An econometrician by training, Hamers has a keen eye for details and data, analyzing potential problems from every possible angle, according to people who have worked with him. 

At UBS, his management style has also come across as unorthodox, the people say. If someone complains about a problem, he tells them to go fix it. 

“People generally like to be told what to do,” Hamers said. “But my belief is, that most people know what to do.”

CAN’T WAIT

Hamers gave the executive team more oversight than just their own divisions. Rob Karofsky, the head of the investment bank, is now also co-head for the artificial intelligence data team together with digital head Mike Dargan, while the leader of asset management, Suni Harford, is also in charge of sustainability. 

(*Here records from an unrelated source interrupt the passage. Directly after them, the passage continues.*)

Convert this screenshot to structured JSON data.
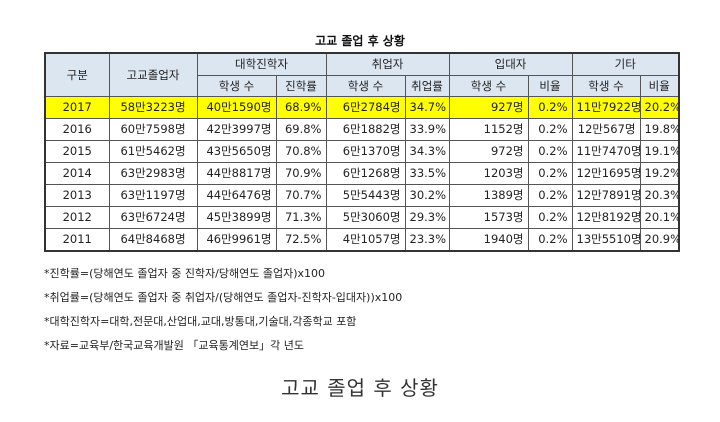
{
  "title": "고교 졸업 후 상황",
  "headers": {
    "gubun": "구분",
    "graduates": "고교졸업자",
    "college": "대학진학자",
    "employed": "취업자",
    "military": "입대자",
    "other": "기타",
    "students": "학생 수",
    "college_rate": "진학률",
    "employ_rate": "취업률",
    "ratio": "비율"
  },
  "rows": [
    {
      "year": "2017",
      "grad": "58만3223명",
      "col_n": "40만1590명",
      "col_r": "68.9%",
      "emp_n": "6만2784명",
      "emp_r": "34.7%",
      "mil_n": "927명",
      "mil_r": "0.2%",
      "oth_n": "11만7922명",
      "oth_r": "20.2%"
    },
    {
      "year": "2016",
      "grad": "60만7598명",
      "col_n": "42만3997명",
      "col_r": "69.8%",
      "emp_n": "6만1882명",
      "emp_r": "33.9%",
      "mil_n": "1152명",
      "mil_r": "0.2%",
      "oth_n": "12만567명",
      "oth_r": "19.8%"
    },
    {
      "year": "2015",
      "grad": "61만5462명",
      "col_n": "43만5650명",
      "col_r": "70.8%",
      "emp_n": "6만1370명",
      "emp_r": "34.3%",
      "mil_n": "972명",
      "mil_r": "0.2%",
      "oth_n": "11만7470명",
      "oth_r": "19.1%"
    },
    {
      "year": "2014",
      "grad": "63만2983명",
      "col_n": "44만8817명",
      "col_r": "70.9%",
      "emp_n": "6만1268명",
      "emp_r": "33.5%",
      "mil_n": "1203명",
      "mil_r": "0.2%",
      "oth_n": "12만1695명",
      "oth_r": "19.2%"
    },
    {
      "year": "2013",
      "grad": "63만1197명",
      "col_n": "44만6476명",
      "col_r": "70.7%",
      "emp_n": "5만5443명",
      "emp_r": "30.2%",
      "mil_n": "1389명",
      "mil_r": "0.2%",
      "oth_n": "12만7891명",
      "oth_r": "20.3%"
    },
    {
      "year": "2012",
      "grad": "63만6724명",
      "col_n": "45만3899명",
      "col_r": "71.3%",
      "emp_n": "5만3060명",
      "emp_r": "29.3%",
      "mil_n": "1573명",
      "mil_r": "0.2%",
      "oth_n": "12만8192명",
      "oth_r": "20.1%"
    },
    {
      "year": "2011",
      "grad": "64만8468명",
      "col_n": "46만9961명",
      "col_r": "72.5%",
      "emp_n": "4만1057명",
      "emp_r": "23.3%",
      "mil_n": "1940명",
      "mil_r": "0.2%",
      "oth_n": "13만5510명",
      "oth_r": "20.9%"
    }
  ],
  "highlight_color": "#ffff00",
  "header_bg": "#dce6f1",
  "notes": [
    "*진학률=(당해연도 졸업자 중 진학자/당해연도 졸업자)x100",
    "*취업률=(당해연도 졸업자 중 취업자/(당해연도 졸업자-진학자-입대자))x100",
    "*대학진학자=대학,전문대,산업대,교대,방통대,기술대,각종학교 포함",
    "*자료=교육부/한국교육개발원 「교육통계연보」각 년도"
  ],
  "caption": "고교 졸업 후 상황"
}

Hamers also abolished titles like group managing director, a crop of the most senior 100 or so employees across the bank. While they kept their elevated pay, they joined the ranks of ordinary managing directors. Mindful that his message might otherwise not filter through the sediments of management that remain, Hamers routinely appears in short, impromptu videos that he beams to all employees. 

The CEO acknowledges that it will take time for his message to sink in. But at the same time, his patience isn’t endless because the disruptions are taking place now, and UBS can’t afford to sit them out. 

“The shift to digital in wealth is literally happening now,” Hamers said. “Every client I have talked to over the last year and a half that I have been here says UBS has great products and the best advice, but oh man, you can really improve when it comes to digital.”